1940’lı yıllar, Türkiye’nin sosyal ve siyasal hayatında önemli değişimlere sahne oldu

O dönemde uzun süredir iktidarda bulunan Cumhuriyet Halk Partisi, sosyal ve kamusal alandaki en baskın güç odağıydı. Bu nedenle “otoriter” bir rejim inşa etmekle suçlanıyordu.

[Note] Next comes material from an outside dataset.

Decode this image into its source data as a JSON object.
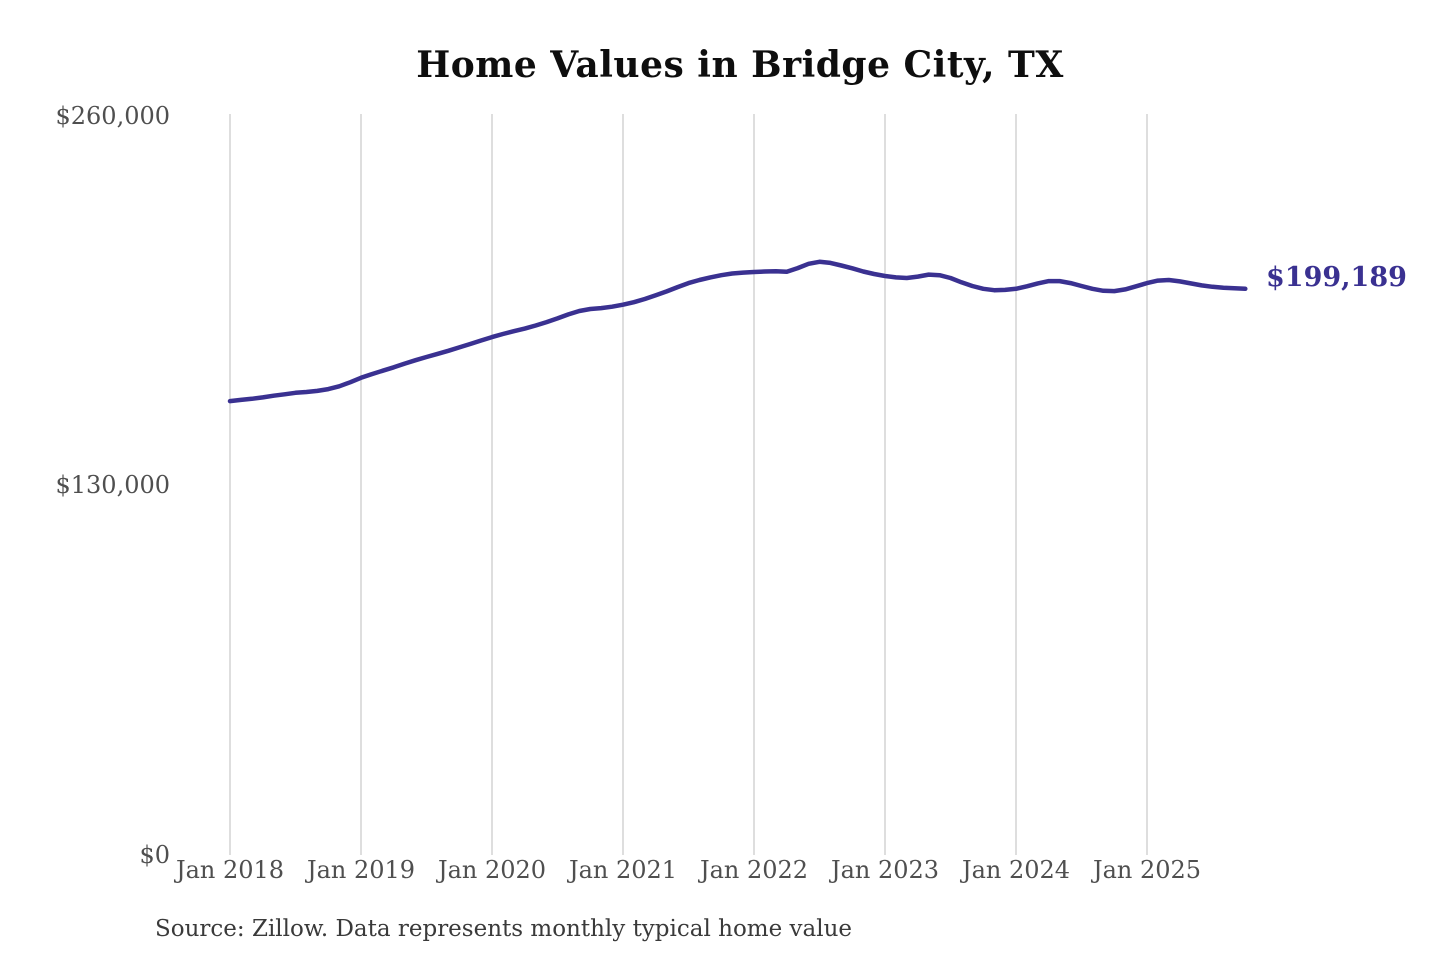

Bununla birlikte II. Dünya Savaşı’nın yıkıcı etkileri tüm dünyada olduğu gibi Türkiye’de de hissediliyor, Türkiye ekonomik, sosyal ve kültürel açılardan son derece zorlu bir dönem geçiriyordu. İşte böyle bir dönemde, her zaman olduğu gibi toplumdaki en büyük arzu, “değişimdi!”

Toplumdaki değişim arzusu, siyasi alanda “Demokrat Parti” ismiyle vücut buldu

7 Ocak 1946 yılında kurulan parti, pek de şaşırtıcı olmayan bir şekilde ülkenin dört bir yanında büyük bir ilgiyle karşılandı. Demokrat Partinin yükselişinin farkında olan Cumhuriyet Halk Partisi, bir anlamda yeni kurulan partinin daha fazla güçlenmesine olanak tanımak istemediğinden, 1946 yılında “baskın seçim” kararı aldı. Elbette sandıktan zaferle ayrılan Cumhuriyet Halk Partisi olmuştu. Ancak toplumdaki değişim talebi, artarak varlığını sürdürmeye devam ediyordu…1950 yılının 14 Mayıs’ına gelindiğinde, yalnızca Türkiye’de değil, tüm dünyada örneğine az rastlanan siyasi bir gelişme yaşandı…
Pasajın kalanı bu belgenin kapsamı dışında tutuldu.